An exhibition conceived within the framework of the collaboration that commenced in 2016 between the Archive of Navarre and the Archive of the department of the Atlantic Pyrenees, directed at implementing cultural mediation initiatives for the dissemination and valorization of the documentary heritage held in the archives. In 2018, the scope was extended to other adjoining territories with an invitation to the Archive Service of the Regional Council of Guipúzcoa, to the Archive and Film Library of the Provincial Council of Huesca and to the Provincial Historical Archive of Huesca. In this way, the initiative took on the shape of a tour, so that the exhibition will be present in different territories in the course of 2019.
With the suggestive title of TRANSports, the idea was to reflect the evolution of some of the means of transport in the movement from the 19th to 20th centuries, when they became sports disciplines.
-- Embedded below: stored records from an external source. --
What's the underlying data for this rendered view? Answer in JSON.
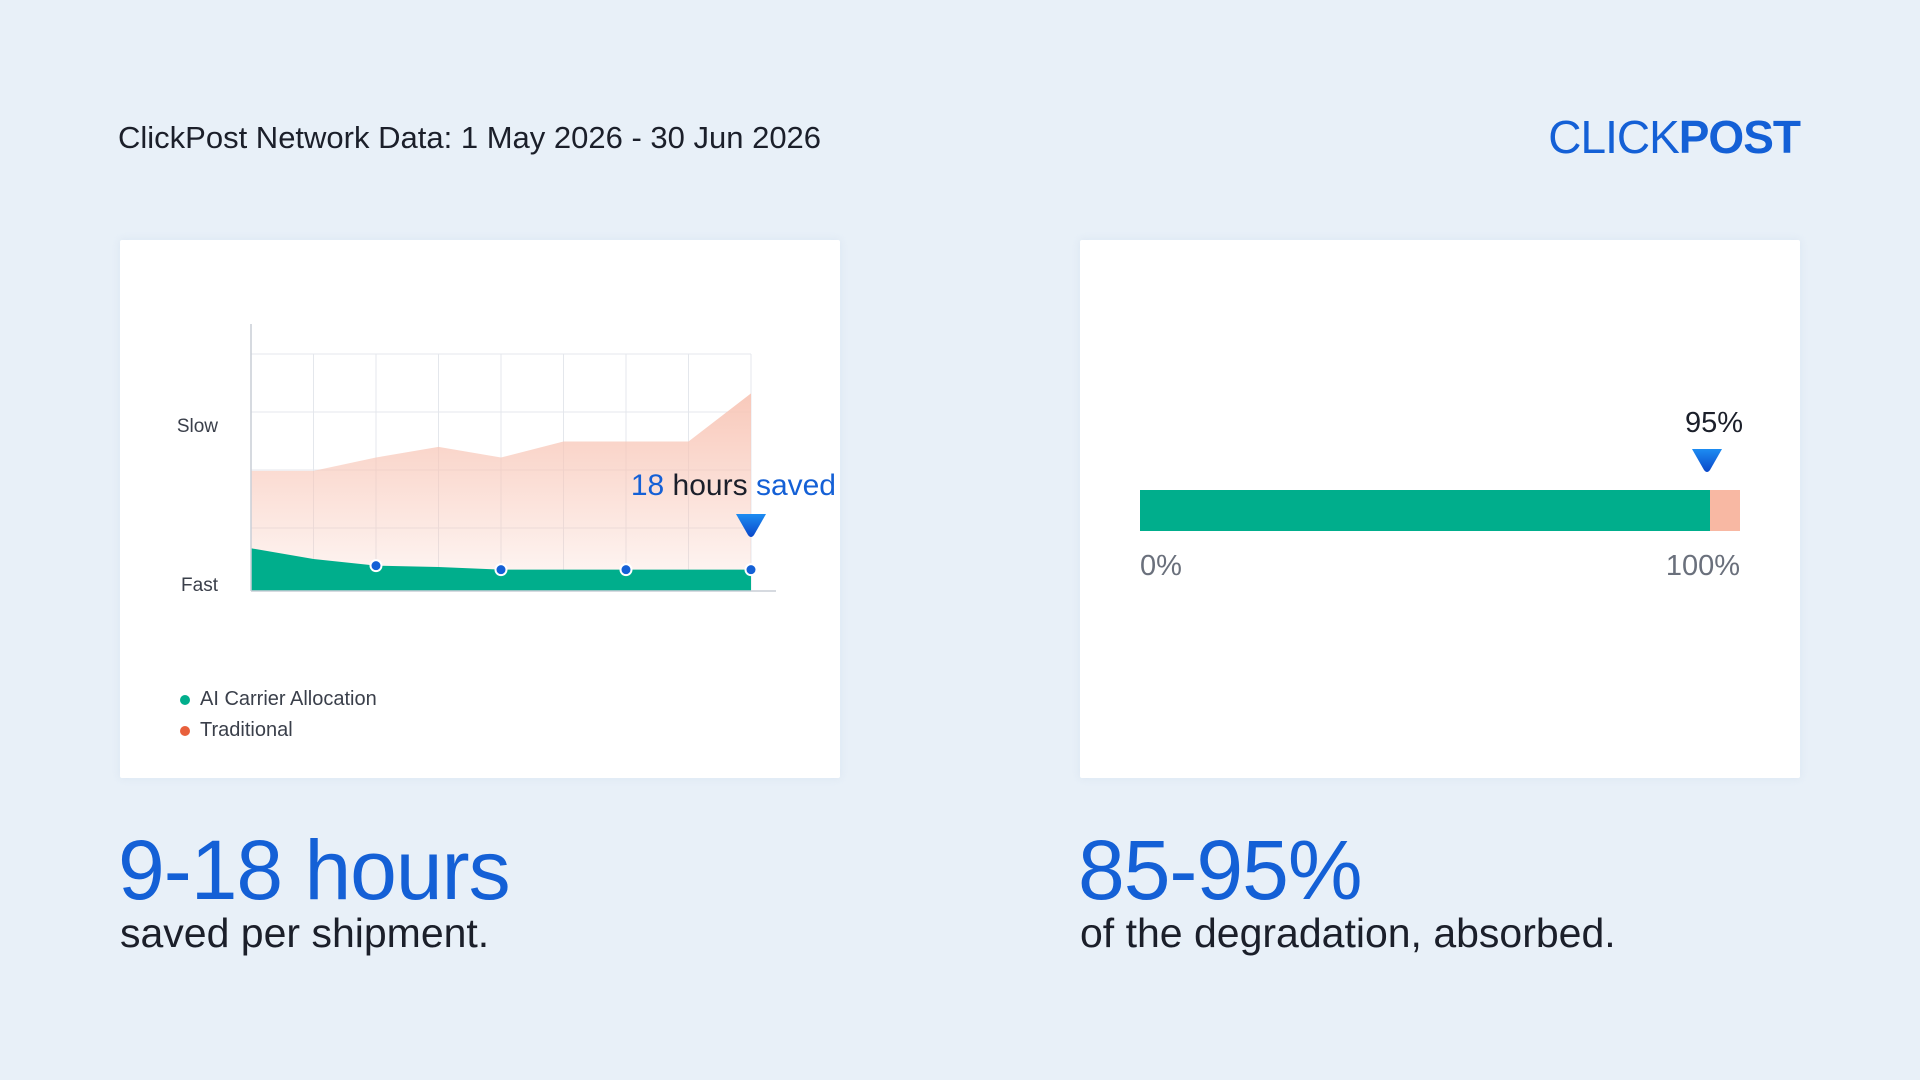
{
  "header": {
    "lead": "ClickPost Network Data:",
    "date_range": "1 May 2026 - 30 Jun 2026"
  },
  "logo": {
    "light": "CLICK",
    "bold": "POST"
  },
  "colors": {
    "brand_blue": "#1460d6",
    "ai_green": "#00ae8c",
    "traditional_orange": "#e8603c",
    "traditional_fill": "#f8c6b7",
    "progress_remainder": "#f8b8a3"
  },
  "chart_data": [
    {
      "type": "area",
      "title": "",
      "xlabel": "",
      "ylabel": "",
      "y_axis_labels": [
        "Slow",
        "Fast"
      ],
      "grid": true,
      "legend_position": "bottom-left",
      "x": [
        0,
        1,
        2,
        3,
        4,
        5,
        6,
        7,
        8
      ],
      "ylim": [
        0,
        10
      ],
      "series": [
        {
          "name": "Traditional",
          "color": "#e8603c",
          "values": [
            4.5,
            4.5,
            5.0,
            5.4,
            5.0,
            5.6,
            5.6,
            5.6,
            7.4
          ]
        },
        {
          "name": "AI Carrier Allocation",
          "color": "#00ae8c",
          "values": [
            1.6,
            1.2,
            0.95,
            0.9,
            0.8,
            0.8,
            0.8,
            0.8,
            0.8
          ],
          "markers_at": [
            2,
            4,
            6,
            8
          ]
        }
      ],
      "annotation": {
        "at_x": 8,
        "value": "18",
        "unit": "hours",
        "suffix": "saved"
      }
    },
    {
      "type": "bar",
      "orientation": "horizontal",
      "value": 95,
      "range": [
        0,
        100
      ],
      "tick_labels": [
        "0%",
        "100%"
      ],
      "marker_label": "95%"
    }
  ],
  "stats": [
    {
      "value": "9-18 hours",
      "caption": "saved per shipment."
    },
    {
      "value": "85-95%",
      "caption": "of the degradation, absorbed."
    }
  ]
}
A transformation that started from human traction, animal traction and mechanical traction to give rise to the eight sports included in the exhibition: athletics, mountaineering, rowing, skiing, cycling, horse riding, motor racing and aviation.
The Royal and General Archive of Navarre has collaborated in the preparation of the texts for the aviation and cycling sports, contributing with reproductions of a number of documents that have been included in the other panels, and has assumed the tasks of general coordination of the tests and their harmonisation for presentation in the panels and catalogue documenting the exhibition.
Among the documentation provided by Navarra, particular mention should be made of a set of photos showing, for example, the Altsasu / Alsasua corridors around 1905 (sourced from the Miguel Echagüe fond) that of the winner of a run on arrival at the goal in Plaza del Castillo square in Pamplona / Iruña in 1933, that of an aircraft pilot in the aviation festival in San Fermín 1930, that of the Style team in the VII Cycle Tour of the Basque Country in 1930 (all three sourced from the Galle fond) or that of a trip by Alberto Oficialdegui and other priests to the Peña de los Canteros (Crag of the Stonemasons) in the Sierra de Sarbil between 1920 and 1940 (sourced from the Alberto Oficaldegui fond).